Saturday, November 14, 2009

Chateau de Monte-Cristo

It's not really a chateau, it's not even really French either, and for that matter, there is no Monte Cristo in France (just a volcanic island off the coast of Italy) and no count either. But who cares? Alexandre Dumas, the author of The Count of Monte Cristo, The Three Musketeers, and dozens of other over-the-top novels and plays, pulled himself up by his bootstraps and built a place to call his own. He borrowed details from the Renaissance, the Gothic, the Moorish, and half a dozen other styles in a great mess of house where he could entertain. He did his writing in a separate building perched atop a hill facing the main house, nicknaming it the Chateau d'If, after the prison in the harbor in Marseille where his count was unjustly imprisoned for so many years. Dumas lived large, producing an incredible body of work, and enjoying a reputation as a gourmand, a generous friend, and completely inept when it came to money. He lost the house just two and half years after he built it.

While this was once in the countryside, just two steps from the Seine, today suburbia has encroached upon Le Port Marly and two busy highways and a train track separate the house from the river.
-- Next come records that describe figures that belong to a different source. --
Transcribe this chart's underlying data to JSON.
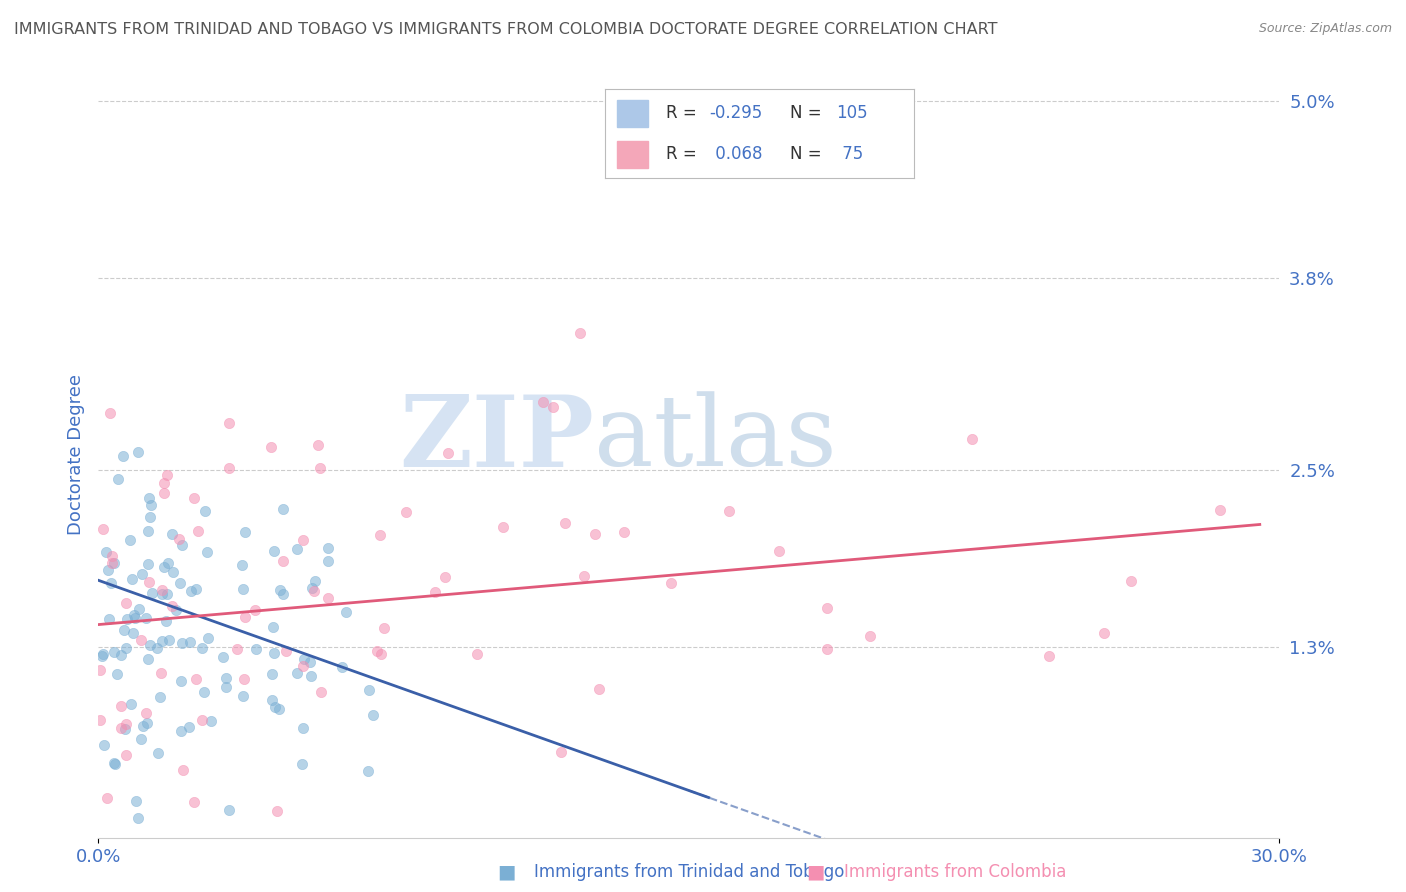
{
  "title": "IMMIGRANTS FROM TRINIDAD AND TOBAGO VS IMMIGRANTS FROM COLOMBIA DOCTORATE DEGREE CORRELATION CHART",
  "source": "Source: ZipAtlas.com",
  "xlabel_blue": "Immigrants from Trinidad and Tobago",
  "xlabel_pink": "Immigrants from Colombia",
  "ylabel": "Doctorate Degree",
  "xlim": [
    0.0,
    0.3
  ],
  "ylim": [
    0.0,
    0.052
  ],
  "yticks": [
    0.013,
    0.025,
    0.038,
    0.05
  ],
  "ytick_labels": [
    "1.3%",
    "2.5%",
    "3.8%",
    "5.0%"
  ],
  "xtick_labels": [
    "0.0%",
    "30.0%"
  ],
  "blue_R": -0.295,
  "blue_N": 105,
  "pink_R": 0.068,
  "pink_N": 75,
  "blue_color": "#adc8e8",
  "blue_line_color": "#3a5fa8",
  "pink_color": "#f4a7b9",
  "pink_line_color": "#e05a7a",
  "blue_dot_color": "#7bafd4",
  "pink_dot_color": "#f48fb1",
  "background_color": "#ffffff",
  "grid_color": "#cccccc",
  "title_color": "#555555",
  "axis_label_color": "#4472c4",
  "watermark_zip": "ZIP",
  "watermark_atlas": "atlas",
  "watermark_color_zip": "#c8d8ec",
  "watermark_color_atlas": "#b8cce0"
}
Happily, it's only a half hour's drive west from Paris and definitely worth the trip, that is if you have wheels or someone else to drive you. (I can't imagine there's any easy way to get there via public transportation.) Call ahead though because it's only open at odd hours in the winter months.

Chateau de Monte-Cristo


Starman said...

The Chateau de Monte-Cristo looks like a model.

Sharon said...

Wanted you to know that for the last week I have been reading Dumas' Count of MC. I was so pleased to wake up this AM and read your posting. Thanks so much for making it live even more for me. I am reading the Count about a month after reading Les Miserables. Love French literature from the 19th century.

Jeff Butryn
Naperville, IL

jonnifer said...

Ca fait rêver. Thanks for posting on this, it definitely deserves a visit.